A atividade tem 30 vagas e é voltada a pessoas a partir de 14 anos. A participação é gratuita e as inscrições devem ser feitas pelo e-mail [email protected].
Filme recupera história de pioneira
Além da oficina, a programação inclui a exibição do documentário As Flores do Mandacaru – Mulheres na Literatura de Cordel, dirigido pela cineasta e cordelista Helen Quintans. O filme resgata a trajetória de Maria das Neves Batista Pimentel, reconhecida como pioneira na publicação de folhetos de cordel por mulheres no país.
Segundo a sinopse, o documentário amplia a experiência do público ao destacar o protagonismo feminino em uma tradição historicamente marcada pela presença masculina. A produção contribui para o reconhecimento de autoras que ajudaram a consolidar a literatura de cordel como patrimônio cultural brasileiro.
Trajetórias de Helen Quintans e Nilza Dias
A diretora Helen Quintans é roteirista, realizadora audiovisual e cordelista, com atuação voltada à valorização da cultura brasileira e do protagonismo feminino.

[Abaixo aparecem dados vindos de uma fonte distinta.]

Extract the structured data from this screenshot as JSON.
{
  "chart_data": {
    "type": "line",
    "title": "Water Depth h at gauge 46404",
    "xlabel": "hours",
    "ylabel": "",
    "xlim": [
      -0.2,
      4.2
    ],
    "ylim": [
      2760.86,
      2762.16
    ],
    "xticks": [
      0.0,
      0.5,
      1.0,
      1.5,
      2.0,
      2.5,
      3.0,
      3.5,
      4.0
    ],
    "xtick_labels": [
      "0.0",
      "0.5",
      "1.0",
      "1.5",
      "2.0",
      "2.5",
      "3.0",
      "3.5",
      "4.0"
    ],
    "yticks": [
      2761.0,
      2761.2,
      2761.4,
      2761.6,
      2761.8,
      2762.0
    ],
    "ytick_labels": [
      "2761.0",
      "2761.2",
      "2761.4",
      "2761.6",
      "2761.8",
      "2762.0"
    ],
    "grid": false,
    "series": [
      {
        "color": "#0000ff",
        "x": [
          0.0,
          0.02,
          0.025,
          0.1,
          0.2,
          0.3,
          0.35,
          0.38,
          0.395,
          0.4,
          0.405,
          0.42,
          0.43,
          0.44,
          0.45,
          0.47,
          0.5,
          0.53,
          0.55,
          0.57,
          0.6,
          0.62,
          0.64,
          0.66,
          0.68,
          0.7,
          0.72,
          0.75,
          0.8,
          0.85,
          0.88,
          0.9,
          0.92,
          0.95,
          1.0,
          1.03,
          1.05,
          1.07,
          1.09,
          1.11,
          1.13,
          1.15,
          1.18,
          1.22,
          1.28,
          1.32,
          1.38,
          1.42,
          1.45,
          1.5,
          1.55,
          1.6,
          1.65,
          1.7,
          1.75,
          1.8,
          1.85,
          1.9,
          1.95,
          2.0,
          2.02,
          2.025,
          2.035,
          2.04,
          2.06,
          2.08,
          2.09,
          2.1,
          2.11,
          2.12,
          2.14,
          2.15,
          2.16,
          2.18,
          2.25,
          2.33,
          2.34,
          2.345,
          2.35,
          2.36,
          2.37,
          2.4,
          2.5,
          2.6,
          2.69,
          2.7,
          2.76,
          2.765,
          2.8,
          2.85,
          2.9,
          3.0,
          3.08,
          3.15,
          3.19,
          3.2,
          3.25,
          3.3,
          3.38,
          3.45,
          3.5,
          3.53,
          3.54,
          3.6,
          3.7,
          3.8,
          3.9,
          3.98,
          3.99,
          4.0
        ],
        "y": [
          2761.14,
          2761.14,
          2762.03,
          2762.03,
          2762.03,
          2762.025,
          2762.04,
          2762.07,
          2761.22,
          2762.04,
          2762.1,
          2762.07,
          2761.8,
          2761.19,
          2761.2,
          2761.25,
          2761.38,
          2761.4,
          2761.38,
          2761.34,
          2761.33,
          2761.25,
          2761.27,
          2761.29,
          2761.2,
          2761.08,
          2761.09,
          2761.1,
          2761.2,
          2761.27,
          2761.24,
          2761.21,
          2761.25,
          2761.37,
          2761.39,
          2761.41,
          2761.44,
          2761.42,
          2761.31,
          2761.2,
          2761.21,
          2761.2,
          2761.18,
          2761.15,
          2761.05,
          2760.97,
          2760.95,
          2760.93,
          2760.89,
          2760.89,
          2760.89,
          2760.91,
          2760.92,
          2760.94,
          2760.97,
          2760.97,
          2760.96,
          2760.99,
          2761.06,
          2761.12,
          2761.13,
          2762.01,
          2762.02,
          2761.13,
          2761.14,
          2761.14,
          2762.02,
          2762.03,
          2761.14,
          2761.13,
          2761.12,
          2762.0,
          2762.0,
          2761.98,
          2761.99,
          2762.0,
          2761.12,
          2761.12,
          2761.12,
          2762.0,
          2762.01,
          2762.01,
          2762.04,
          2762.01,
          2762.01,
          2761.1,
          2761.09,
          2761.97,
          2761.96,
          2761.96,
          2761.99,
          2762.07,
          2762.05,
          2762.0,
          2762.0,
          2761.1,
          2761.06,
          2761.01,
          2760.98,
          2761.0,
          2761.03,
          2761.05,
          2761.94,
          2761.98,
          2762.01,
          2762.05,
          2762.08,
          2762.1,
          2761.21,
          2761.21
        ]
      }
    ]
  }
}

Ela desenvolve projetos que dialogam com a literatura popular e com a memória de mulheres que atuam nesse campo.
Responsável pela oficina, Nilza Dias nasceu em Guarujá (SP) e cresceu no interior da Bahia, onde se aproximou da cultura popular. Autora de quase duas dezenas de títulos, ela se destaca por recriar clássicos literários em cordel e por dar voz à força feminina em seus textos, com adaptações de obras como Orgulho e Preconceito, de Jane Austen, e Úrsula, de Maria Firmina dos Reis.
Serviço
Data: 16 de maio
Horário: das 13h às 17h
Local: Casa de Vidro do Museu da Cidade
Endereço: Av. Dr. Heitor Penteado, 2145 – Parque Taquaral – Campinas (SP)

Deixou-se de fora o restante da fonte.